Northwestern offers courses at Stateville Correctional Center

    Professor Jennifer Lackey teaches students at Stateville Correctional Center as part of the Northwestern Prison Education Program.

    Photo courtesy of Monika Wnuk / Northwestern University

    Northwestern recently announced a new partnership with the Illinois Department of Corrections (IDOC) that gives inmates at Stateville Correctional Center the opportunity to earn a liberal arts degree while serving their sentence.

    Stateville Correctional Center, located just 2 hours from Evanston in Crest Hill, Illinois, is one of 28 prisons owned by IDOC, but Northwestern Prison Education Program (NPEP) will be the first of its kind to be offered in an Illinois state prison. IDOC has implemented several education programs to their prisons, but NPEP is the first to offer a path to a degree.

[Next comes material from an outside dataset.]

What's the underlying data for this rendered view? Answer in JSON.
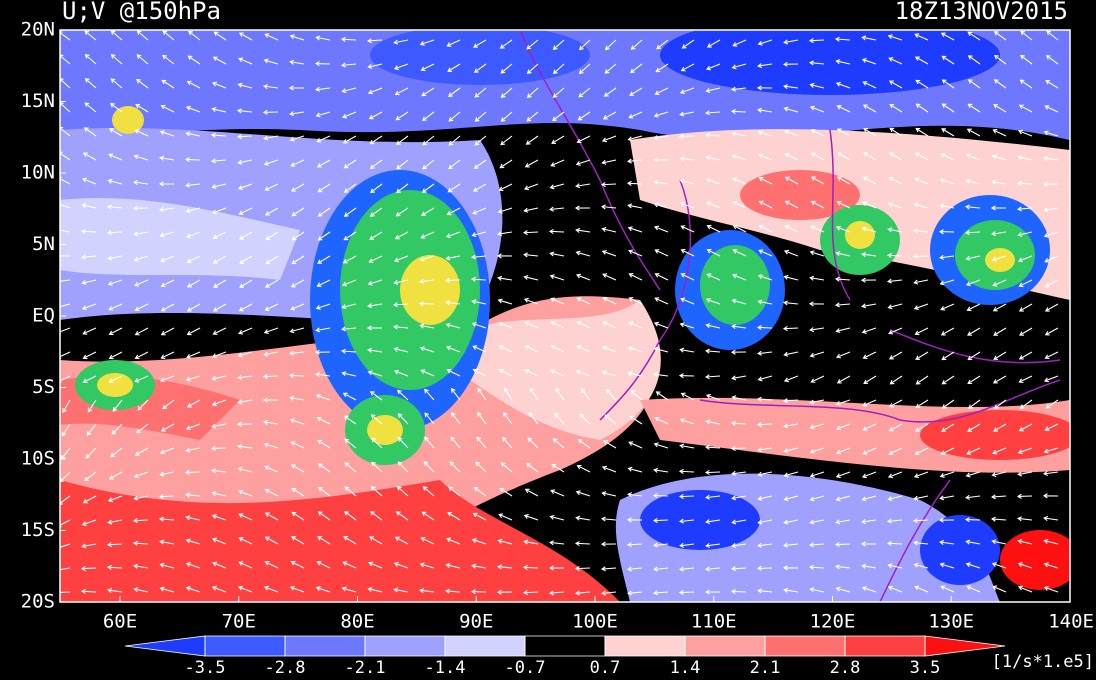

    Courses through NPEP are tuition-free and administered through the Northwestern School of Professional Studies. If completed, the courses will lead to reduced time on an inmate’s sentence.

    NPEP is available to all inmates with either a high school diploma or GED. With this program, both Stateville Correctional Center and Northwestern hope to reduce recidivism and give inmates the opportunity for education during their sentence.

    Jennifer Lackey, NPEP director and a professor of philosophy at Northwestern, has been teaching not-for-credit classes at Stateville for the last four years.

    “The classroom is absolutely transformative for these students. They come in identified by cell house and prison ID number, but in here it’s just Robert, just Tyrone,” Lackey said in a statement. “They learn how to develop their own perspectives and how to listen to each other. It’s as vital a community of scholars as we have at Northwestern.”

    One of the first courses being offered is “The Sociology of Chicago.” It is being taught in both Stateville and as a first year seminar in Evanston by sociology professor Mary Pattillo, and it examines Chicago through a sociological lens.

    In her course, she wants to bring attention to certain things that people see as natural.

    “Things that we think we understand...we want to make those things strange, meaning what we think is common sense, we want to complicate that,” Pattillo said.

    Pattillo has the opportunity to teach her course in two very different environments, and she cannot say enough positive things about her experience with her students as Stateville thus far.

    During reading week, Pattillo plans to bring her first year seminar to Stateville and allow the two groups to discuss what they have learned throughout the quarter.

    “Black men and women are wildly overrepresented in the criminal justice system. I’m trying to teach a class to try to bring some humanity to what is otherwise an inhumane and unjust system,” Pattillo said.

    NPEP is an attempt to create a better future for inmates.

    “All they need is to be given the chance,” Lackey said in a statement.